We took the girls out to a farm tour yesterday, so that they could get an idea of what agriculture is like in Alberta. I suspect that a lot of the talks went over their heads, but we tried to explain the basics to them and I think just the sights were something for them to experience.  And, they got to taste local produce at each stop, which they seemed to like.

Last year, when I went on this tour, I didn't think to bring my camera.  This year, I did bring it but I inadvertently left the telephoto lens instead of the usual one.  I took loads of pictures, but most of them were of the girls from a distance (telephoto lens) when they were unaware.

So - some shots of what we saw...

Cherry tomatoes, growing in the greenhouse
They're already ~20 feet tall, and will keep growing taller until November.  You can kind of see supports along the ceiling between the rows in this shot - the plants are tied to lines that hang from the supports.  As they grow taller, the tomatoes are more productive near the tops of the plants, to the lines that support them are lengthened and the bases of the plants are stripped of leaves and wrapped around the pots.  By fall, there won't be any space to walk between the pots.

This is brussels sprouts, I think, although the truth is that the plants looked exactly like cabbage to me.

This is definitely cabbage in this shot.  There are four different kinds, but I mostly took this shot for the girls because of the derrick.

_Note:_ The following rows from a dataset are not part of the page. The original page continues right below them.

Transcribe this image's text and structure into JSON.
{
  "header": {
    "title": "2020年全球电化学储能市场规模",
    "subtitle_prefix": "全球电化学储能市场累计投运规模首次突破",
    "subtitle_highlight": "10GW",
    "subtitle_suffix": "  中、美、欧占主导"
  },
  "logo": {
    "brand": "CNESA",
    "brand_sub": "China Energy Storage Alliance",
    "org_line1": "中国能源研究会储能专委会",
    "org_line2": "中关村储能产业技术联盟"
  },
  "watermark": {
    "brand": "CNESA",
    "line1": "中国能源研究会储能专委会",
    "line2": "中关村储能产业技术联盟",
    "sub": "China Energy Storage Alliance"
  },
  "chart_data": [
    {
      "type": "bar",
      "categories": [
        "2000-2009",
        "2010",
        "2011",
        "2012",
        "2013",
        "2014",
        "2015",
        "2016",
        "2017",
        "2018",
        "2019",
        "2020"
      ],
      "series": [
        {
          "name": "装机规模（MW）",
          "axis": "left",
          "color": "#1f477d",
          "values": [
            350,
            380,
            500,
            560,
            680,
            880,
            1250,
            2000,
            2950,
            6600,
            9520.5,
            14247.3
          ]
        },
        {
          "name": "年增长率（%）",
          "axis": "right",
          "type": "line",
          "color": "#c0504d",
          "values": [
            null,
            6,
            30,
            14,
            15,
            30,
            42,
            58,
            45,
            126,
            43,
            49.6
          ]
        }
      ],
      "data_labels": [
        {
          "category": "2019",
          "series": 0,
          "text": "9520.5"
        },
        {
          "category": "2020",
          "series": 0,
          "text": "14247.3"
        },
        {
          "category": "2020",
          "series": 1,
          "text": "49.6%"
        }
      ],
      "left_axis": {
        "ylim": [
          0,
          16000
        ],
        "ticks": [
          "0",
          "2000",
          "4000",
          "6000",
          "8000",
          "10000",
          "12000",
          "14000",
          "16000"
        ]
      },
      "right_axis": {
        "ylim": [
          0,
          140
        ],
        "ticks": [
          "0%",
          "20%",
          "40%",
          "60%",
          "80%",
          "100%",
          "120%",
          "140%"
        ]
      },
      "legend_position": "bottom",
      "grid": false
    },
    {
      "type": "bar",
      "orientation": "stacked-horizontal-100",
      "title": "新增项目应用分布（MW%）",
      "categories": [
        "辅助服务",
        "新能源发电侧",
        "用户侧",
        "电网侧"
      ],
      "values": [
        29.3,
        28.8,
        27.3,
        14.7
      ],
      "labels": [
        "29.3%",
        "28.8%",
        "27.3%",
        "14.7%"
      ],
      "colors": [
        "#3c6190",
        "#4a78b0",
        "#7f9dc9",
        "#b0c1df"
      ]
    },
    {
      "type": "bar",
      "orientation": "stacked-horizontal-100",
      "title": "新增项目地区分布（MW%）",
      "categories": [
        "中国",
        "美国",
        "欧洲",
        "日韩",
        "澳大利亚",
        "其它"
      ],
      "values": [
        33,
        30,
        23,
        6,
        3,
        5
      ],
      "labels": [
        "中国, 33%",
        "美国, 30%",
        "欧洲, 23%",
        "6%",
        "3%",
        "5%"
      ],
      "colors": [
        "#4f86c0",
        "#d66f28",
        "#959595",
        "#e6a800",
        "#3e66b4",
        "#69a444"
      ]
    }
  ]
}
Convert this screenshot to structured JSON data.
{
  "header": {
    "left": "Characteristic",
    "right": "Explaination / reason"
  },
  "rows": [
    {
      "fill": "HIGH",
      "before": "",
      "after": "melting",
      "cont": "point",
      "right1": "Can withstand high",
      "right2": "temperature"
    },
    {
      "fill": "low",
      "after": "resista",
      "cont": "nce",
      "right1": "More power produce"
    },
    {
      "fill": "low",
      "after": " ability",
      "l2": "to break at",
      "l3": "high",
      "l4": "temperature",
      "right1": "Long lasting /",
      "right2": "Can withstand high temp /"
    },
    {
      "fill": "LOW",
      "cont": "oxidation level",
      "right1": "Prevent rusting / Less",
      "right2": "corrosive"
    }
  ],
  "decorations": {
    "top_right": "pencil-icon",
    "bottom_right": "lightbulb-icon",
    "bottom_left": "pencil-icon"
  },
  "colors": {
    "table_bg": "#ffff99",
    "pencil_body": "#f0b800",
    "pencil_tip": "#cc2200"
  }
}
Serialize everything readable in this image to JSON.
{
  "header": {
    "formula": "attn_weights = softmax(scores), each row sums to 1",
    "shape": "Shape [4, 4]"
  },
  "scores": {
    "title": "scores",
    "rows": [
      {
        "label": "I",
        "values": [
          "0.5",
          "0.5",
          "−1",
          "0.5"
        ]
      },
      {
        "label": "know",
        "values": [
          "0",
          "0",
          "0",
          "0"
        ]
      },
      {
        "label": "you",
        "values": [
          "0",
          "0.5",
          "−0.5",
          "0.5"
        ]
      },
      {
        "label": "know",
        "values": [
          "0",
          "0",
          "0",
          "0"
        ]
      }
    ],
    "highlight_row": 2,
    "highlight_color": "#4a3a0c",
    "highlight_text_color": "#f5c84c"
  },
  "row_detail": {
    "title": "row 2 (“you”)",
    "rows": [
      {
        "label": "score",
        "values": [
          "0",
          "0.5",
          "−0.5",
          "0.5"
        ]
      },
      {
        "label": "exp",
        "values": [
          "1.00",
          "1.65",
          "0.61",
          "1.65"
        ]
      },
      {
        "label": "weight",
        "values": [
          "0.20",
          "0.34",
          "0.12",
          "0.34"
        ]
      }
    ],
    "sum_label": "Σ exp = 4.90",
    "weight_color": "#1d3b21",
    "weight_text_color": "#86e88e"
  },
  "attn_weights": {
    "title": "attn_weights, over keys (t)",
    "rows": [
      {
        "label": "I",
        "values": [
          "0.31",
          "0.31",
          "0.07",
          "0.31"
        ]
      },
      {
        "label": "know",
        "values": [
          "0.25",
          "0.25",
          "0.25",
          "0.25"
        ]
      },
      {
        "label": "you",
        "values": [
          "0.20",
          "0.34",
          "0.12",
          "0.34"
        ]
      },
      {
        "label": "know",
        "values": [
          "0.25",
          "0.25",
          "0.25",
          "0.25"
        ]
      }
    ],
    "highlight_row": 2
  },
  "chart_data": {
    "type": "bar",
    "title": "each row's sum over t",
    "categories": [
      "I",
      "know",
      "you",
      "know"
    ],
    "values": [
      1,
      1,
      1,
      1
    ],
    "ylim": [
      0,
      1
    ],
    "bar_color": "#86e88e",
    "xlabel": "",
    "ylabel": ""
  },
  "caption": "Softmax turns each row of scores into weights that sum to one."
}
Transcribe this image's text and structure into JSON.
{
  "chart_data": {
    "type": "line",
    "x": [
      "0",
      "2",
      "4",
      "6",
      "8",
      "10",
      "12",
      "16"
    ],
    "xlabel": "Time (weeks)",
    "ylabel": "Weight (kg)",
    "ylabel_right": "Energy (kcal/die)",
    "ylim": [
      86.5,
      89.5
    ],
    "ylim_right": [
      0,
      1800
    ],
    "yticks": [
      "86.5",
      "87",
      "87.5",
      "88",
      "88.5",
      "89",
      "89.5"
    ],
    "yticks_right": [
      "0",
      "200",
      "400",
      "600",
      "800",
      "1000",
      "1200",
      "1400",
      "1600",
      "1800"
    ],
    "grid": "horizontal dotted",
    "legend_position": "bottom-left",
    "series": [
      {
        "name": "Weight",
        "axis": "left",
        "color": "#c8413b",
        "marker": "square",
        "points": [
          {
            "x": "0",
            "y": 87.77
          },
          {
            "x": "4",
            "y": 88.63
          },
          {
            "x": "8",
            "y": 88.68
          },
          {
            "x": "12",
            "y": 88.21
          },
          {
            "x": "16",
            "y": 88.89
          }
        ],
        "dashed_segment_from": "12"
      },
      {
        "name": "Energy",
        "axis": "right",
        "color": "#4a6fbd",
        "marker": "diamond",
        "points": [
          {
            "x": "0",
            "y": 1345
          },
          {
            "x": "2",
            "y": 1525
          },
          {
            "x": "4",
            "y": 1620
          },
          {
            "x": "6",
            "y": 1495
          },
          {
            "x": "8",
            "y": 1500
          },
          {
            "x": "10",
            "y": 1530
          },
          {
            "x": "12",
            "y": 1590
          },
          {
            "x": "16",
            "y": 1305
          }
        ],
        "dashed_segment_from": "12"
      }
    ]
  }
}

We have derricks all over oil-rich Alberta ... Except, now that I look at it again, I don't think that's a derrick.  I think it's farm equipment of some sort.

Asparagus.  So pretty, I might just grow it in my gardens next year for its aesthetics.

We actually got the girls to use a pitch fork and then dig around in the dirt with their hands for potatoes.
I'll bet they never expected that they'd be doing that on this visit.

Artichokes!  In Alberta.  The last farm we went to is expanding its horizons, and trying new techniques to grow produce that until now has been considered impossible for our weather.  They had rows of artichokes and celery to show off their success.

Then there are about 50 shots of the girls in the fields. We spent quite a bit of time in the strawberry fields, in particular.  Strawberries are a special treat in Japan, so it was just great to watch them skip around the field, filling up on something they clearly love.

Both girls are so pretty and graceful to watch, I wished I had a video camera.   I felt almost like a stalker, as I snapped shot after shot of them tip toeing through the fields or bending to pick produce, but I was very open about it.   They looked up periodically and saw me with my camera pointed at them, and didn't seem to mind.  I got some great shots that I'll pass on to them and their families, but but since they are only 16 with limited ability to communicate, it wouldn't be right for me to share them publicly.  I am actually kind of sad that I can't post them here.


  1. I've never seen artichokes or asparagus growing in the field, thanks for the lesson!